Reality has long since overtaken the author’s vision. But just as frightening as the understandable intrusions of state – and companies – into individuals’ private lives is the degradation of the concept of privacy – and therein perhaps also the shame. Astonishingly large numbers of people today are prepared to disseminate their private affairs in public. Some seem barely interested in the threats to their private affairs posed by the many new technologies available and appear unconcerned that they are (or can be) almost constantly observed.

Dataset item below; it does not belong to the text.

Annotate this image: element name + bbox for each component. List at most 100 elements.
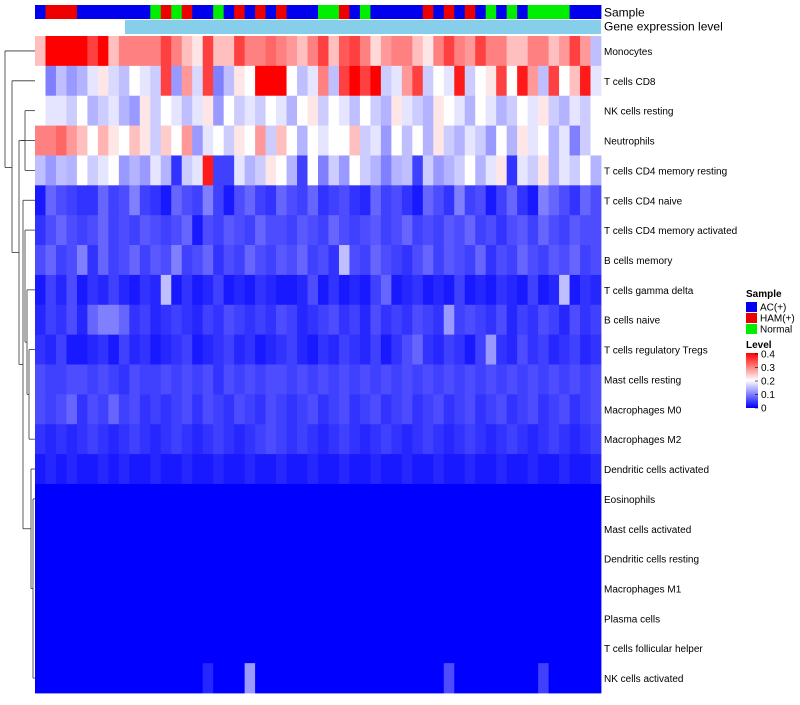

That is troubling on two grounds. First, privacy itself has a high moral value. Protecting it, and preserving the «right to be left in peace» (as future US Supreme Court justice Louis Brandeis put it in 1890) counts as one of our most recent fundamental achievements. Secondly, and even more important, privacy is the life blood of freedom. The so called «transparent individual» is nothing less than anathema to a free society, irrespective of whether «transparency» is forced upon us by the state obtained surreptitiously by private sector snoopers or naively and voluntarily surrendered by the individual. It is the privacy of every individual – protected from outside observers and influences – that underlies every human being’s autonomy and individuality, and thereby a self determined civil society.
It’s of course also up to politicians to protect privacy – indeed to lavish care and attention on it. Too often, however, the contrary is true. But it is a fundamental of liberal thinking – and a responsibility of every individual – to be attentive to any threat to privacy and to respect that of others. The same applies to setting clear distinctions between one’s own private and public affairs in order to act openly and carefully with the precious good of one’s own «private space». That also applies – indeed even more so – in the digital world.
These remarks come from the foreword by Gerhard Schwarz, Avenir Suisse’s director, to the new avenir spezial publication: “Privacy and the Net.” Comprising 23 contributions, the report on privacy, data protection and the net examines the significance of data protection and data security in everyday life. It asks what lessons can be learned from the leaks by Edward Snowden, the fugitive former NSA contractor, and aims to answer what have become central questions in our relations with the internet.
Individual papers include insights by Avenir Suisse writers into some of the most controversial issues raised by the flood of data now available. They cover areas as diverse as life insurance, personalised medicine and smart metering, and include contributions on practical considerations like encryption, passwords and parental controls. Such insights into cyber security – and data protection in general – are particularly relevant to Switzerland. The country has, on average, the fastest internet connectivity of any state in Europe and the continent’s highest proportion of broadband Connections.